Dio ha infiniti nomi, aspetti, custodisce infiniti percorsi ed e’ infinite dimensioni di coscienza e per questo lo puoi ritrovare e sentire dentro di te, come ho fatto anch’io allora, anche nei semplici gesti della vita quotidiana, nella sua apparente banalita’, nel fluire del tempo che porta ogni giorno al suo compimento, poiche’ Egli si realizza, tramite te, in ogni istante, attraverso i Misteri ed il Miracolo della Vita.

Dolce anima che ora mi ascolti,  sappi che tutto parte da te ed a te ritorna, poiche’ e’ nel tuo cuore il significato e lo scopo dei tuoi giorni e solo tu li puoi arricchire con l’Amore, rendendoli belli e splendenti di luce divina.

 

Dove siamo ora io e Mark, e’ un luogo molto bello, i profumi ed i colori sono molto piu’  intensi e vivi rispetto a quelli sulla Terra, non ci sono limiti di tempo o di spazio e qui la nostra luce e’ diventata Uno con l’Oceano dell’Amore e della Beatitudine di Dio.

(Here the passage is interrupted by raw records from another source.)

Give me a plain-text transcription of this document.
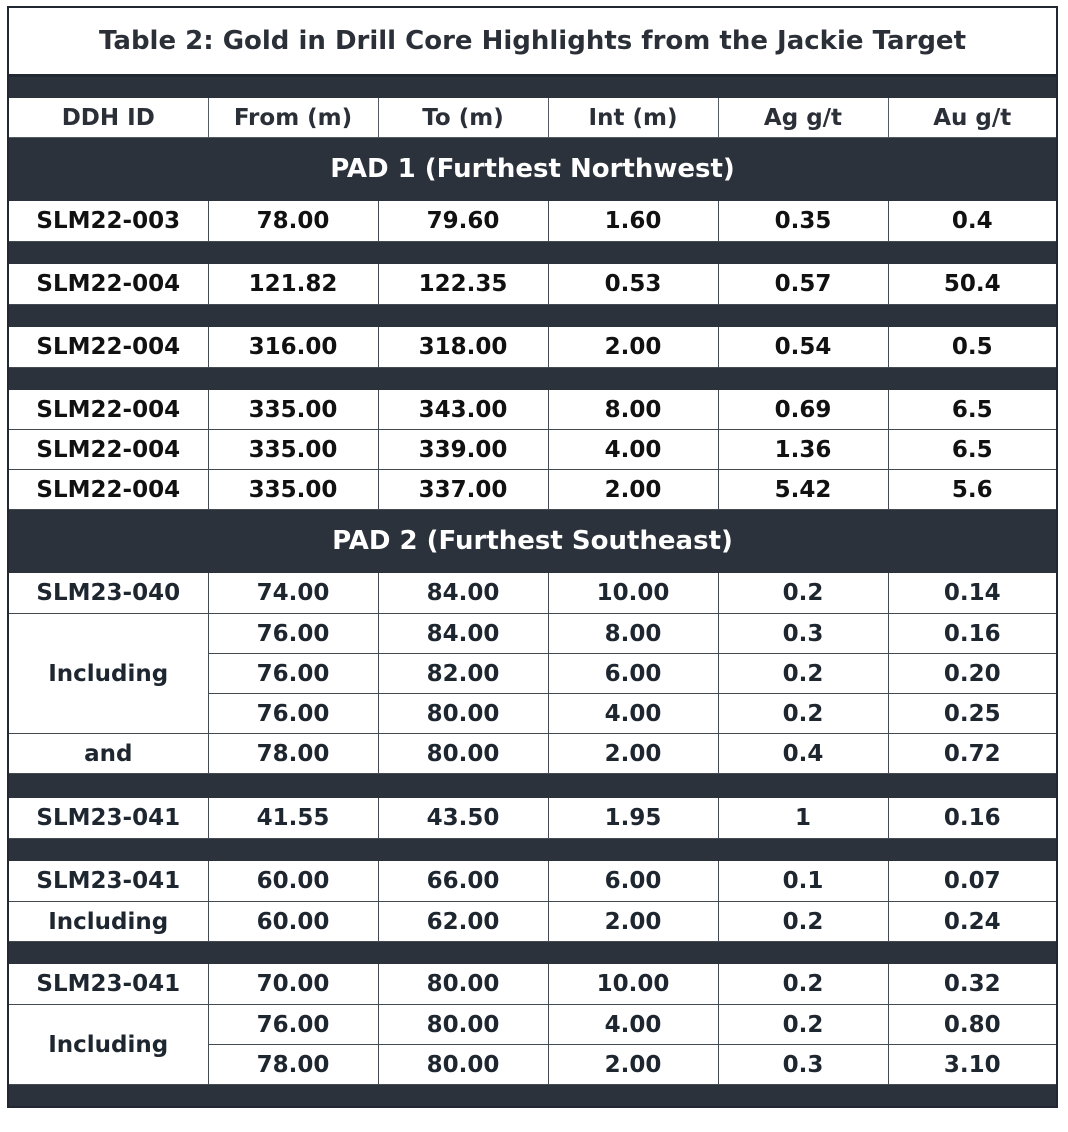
Table 2: Gold in Drill Core Highlights from the Jackie Target					

DDH ID	From (m)	To (m)	Int (m)	Ag g/t	Au g/t
PAD 1 (Furthest Northwest)					
SLM22-003	78.00	79.60	1.60	0.35	0.4

SLM22-004	121.82	122.35	0.53	0.57	50.4

SLM22-004	316.00	318.00	2.00	0.54	0.5

SLM22-004	335.00	343.00	8.00	0.69	6.5
SLM22-004	335.00	339.00	4.00	1.36	6.5
SLM22-004	335.00	337.00	2.00	5.42	5.6
PAD 2 (Furthest Southeast)					
SLM23-040	74.00	84.00	10.00	0.2	0.14
Including	76.00	84.00	8.00	0.3	0.16
	76.00	82.00	6.00	0.2	0.20
	76.00	80.00	4.00	0.2	0.25
and	78.00	80.00	2.00	0.4	0.72

SLM23-041	41.55	43.50	1.95	1	0.16

SLM23-041	60.00	66.00	6.00	0.1	0.07
Including	60.00	62.00	2.00	0.2	0.24

SLM23-041	70.00	80.00	10.00	0.2	0.32
Including	76.00	80.00	4.00	0.2	0.80
	78.00	80.00	2.00	0.3	3.10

Una e’ la Vita, ed Uno il Principio che la sostiene, in ogni dimensione e luogo ed ora che abbiamo capito cio’ che si cela dietro al vortice dell’esistenza umana, possiamo rimanere qui quanto desideriamo, liberi da ogni legame ma sappiamo che nel nostro cuore maturera’ di nuovo il proposito di ritornare sulla Terra, per condividere con l’umanita’ che amiamo, la Verita’che abbiamo per sempre ritrovato, per aiutarla a scorgerla, nella nebbia di sogno dentro loro stessi affinche’ si sveli in tutta la sua pienezza, donando ai loro giorni il Divino Significato nella Beatitudine e nella Pace.

 

 

 

 

Il Viaggio del Se’

 

 

La persona resta in silenzio e ci sorride mentre intorno lei appare un’altra figura luminosa ed innumerevoli fiori di ogni colore; entrambi li colgono lanciandoli in alto e fresche fragranze ci avvolgono mentre le due figure si dissolvono per ritornare ad essere due Maestri dell’anello, dagli occhi colmi d’Amore.